To begin with, it is important to ensure that your Linux 16.04 system is up to date with all the necessary packages and dependencies. You can do this by running the following commands in the terminal:
```
sudo apt-get update
sudo apt-get upgrade
```
Next, you will need to install the required dependencies for Theano. To do this, you can use the following command:
```
sudo apt-get install python-numpy python-scipy python-dev python-pip python-nose g++ \
python-pygments python-sphinx python-numpy-doc python-pil python-sympy
```
Once you have installed the dependencies, you can proceed to install Theano using pip, which is a package management system for Python. Simply run the following command:
```
pip install Theano
```
After Theano has been successfully installed, you can begin using it to build and train deep learning models. Theano provides a high-level interface that allows users to define and optimize mathematical expressions, making it easier to develop complex models.
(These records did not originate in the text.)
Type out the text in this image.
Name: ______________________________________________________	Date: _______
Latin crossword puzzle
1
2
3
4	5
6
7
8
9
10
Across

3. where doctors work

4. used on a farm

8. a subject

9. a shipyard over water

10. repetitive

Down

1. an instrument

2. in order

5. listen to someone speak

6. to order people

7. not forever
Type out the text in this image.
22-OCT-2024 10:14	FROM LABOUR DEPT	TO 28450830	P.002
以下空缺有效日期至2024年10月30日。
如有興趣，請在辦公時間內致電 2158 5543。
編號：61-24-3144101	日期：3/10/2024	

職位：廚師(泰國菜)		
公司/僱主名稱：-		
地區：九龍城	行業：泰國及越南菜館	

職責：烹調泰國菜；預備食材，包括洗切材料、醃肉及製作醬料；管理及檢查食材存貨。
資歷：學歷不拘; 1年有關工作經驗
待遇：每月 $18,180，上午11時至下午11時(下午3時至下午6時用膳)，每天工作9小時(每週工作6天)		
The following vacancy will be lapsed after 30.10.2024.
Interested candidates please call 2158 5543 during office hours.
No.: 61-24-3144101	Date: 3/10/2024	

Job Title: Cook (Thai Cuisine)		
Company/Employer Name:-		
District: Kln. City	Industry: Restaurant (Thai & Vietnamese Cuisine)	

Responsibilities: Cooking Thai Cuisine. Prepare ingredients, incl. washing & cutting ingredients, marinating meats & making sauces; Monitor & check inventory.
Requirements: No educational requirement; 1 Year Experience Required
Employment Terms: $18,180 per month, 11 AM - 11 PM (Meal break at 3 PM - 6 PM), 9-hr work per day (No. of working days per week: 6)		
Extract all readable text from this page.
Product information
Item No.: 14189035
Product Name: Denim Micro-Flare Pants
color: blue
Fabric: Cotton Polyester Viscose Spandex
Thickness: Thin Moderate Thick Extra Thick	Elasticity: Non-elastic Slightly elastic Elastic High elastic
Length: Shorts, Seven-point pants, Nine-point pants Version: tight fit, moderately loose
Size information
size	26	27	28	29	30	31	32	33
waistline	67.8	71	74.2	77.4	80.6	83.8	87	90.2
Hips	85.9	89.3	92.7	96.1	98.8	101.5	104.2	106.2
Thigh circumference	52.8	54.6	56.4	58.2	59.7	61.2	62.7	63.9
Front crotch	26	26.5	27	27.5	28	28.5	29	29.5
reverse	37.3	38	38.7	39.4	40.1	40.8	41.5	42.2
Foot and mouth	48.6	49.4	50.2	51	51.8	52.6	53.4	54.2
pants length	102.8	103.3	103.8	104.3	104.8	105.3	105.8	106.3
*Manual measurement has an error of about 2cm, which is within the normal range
To demonstrate the power of Theano, let's consider a simple example of building a neural network for image classification. First, we need to import the required modules:
```
import numpy as np
import theano
import theano.tensor as T
```
Next, we can define the symbolic variables for the input data and the target labels:
```
X = T.matrix('X')
y = T.ivector('y')
```
We can then define the parameters of the neural network, such as the weights and biases:
```
w = theano.shared(np.random.randn(784, 10), name='w')
b = theano.shared(np.zeros(10,), name='b')
```
Next, we can define the activation function and the output of the neural network:
```
p_y_given_x = T.nnet.softmax(T.dot(X, w) + b)
y_pred = T.argmax(p_y_given_x, axis=1)
```
Finally, we need to define the cost function and the updates for optimizing the parameters of the neural network:
```
cost = T.mean(T.nnet.categorical_crossentropy(p_y_given_x, y))
grad_w = T.grad(cost, w)
grad_b = T.grad(cost, b)
updates = [(w, w - 0.01 * grad_w),
(b, b - 0.01 * grad_b)]
```
With these components in place, we can compile the Theano function and start training the neural network:
```
train = theano.function(inputs=[X, y], outputs=cost, updates=updates)
for epoch in range(100):
for i in range(n_batches):
cost = train(X_train[i * batch_size:(i + 1) * batch_size], y_train[i * batch_size:(i + 1) * batch_size])
```
By following these steps, you can leverage the power of Theano on Linux 16.04 to build and train deep learning models for various applications. With its efficient optimization techniques and high-level interface, Theano is an invaluable tool for developers and data scientists working in the field of deep learning.